Times like these make one pause and reassess. Those photographs were my escape, solace, and comfort. I spent hours going through thousands of digital files (with help of facial recognition software) to find the eyes (and heart) of people I loved. I like the wall worthy ones where we happily and deliberately coordinate, but I’m especially grateful for the natural candid “real” pictures… A reminder of that sweet connection that can feel like it is slipping away. Those pictures taken for fun became my life-raft.
And then I knew what I needed to do. I thought: What if there are people and families and friends who don’t have multiple obsessive photographers?! What if these memories really are lost forever to them!? But I love taking pictures of people interacting! I am good at finding beauty and light in all people! I NEED to take pictures of real life!

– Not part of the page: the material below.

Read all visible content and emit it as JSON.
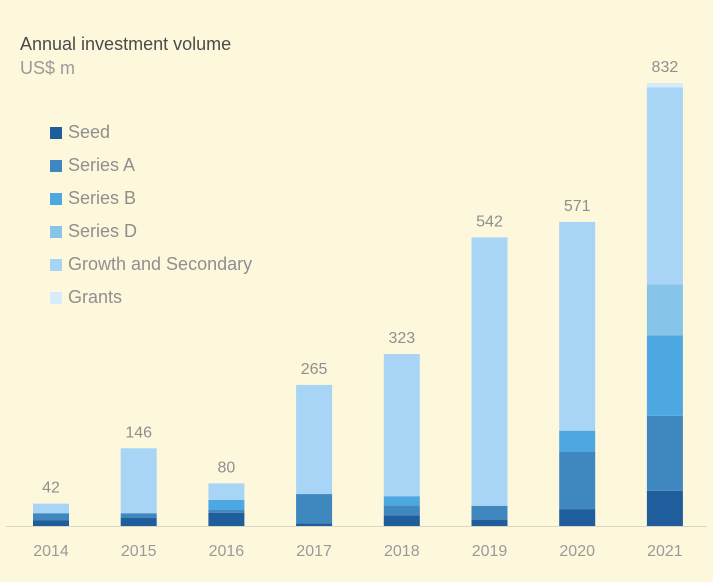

So that is my vision for Kelcam (street slang for Kelly and her Camera): To find the beautiful connection that is specific to your people and help retain just a glimpse of that moment because inevitably (for better or worse) life and people and the world change.
I have decades of experience capturing people in their best light… and doing so makes me tingly, nervous, excited, and fulfilled… it is something you can absolutely do yourself… but if it isn’t your thing or if you want to actually be part of the memories… I’d love to come fill in as your memory keeper.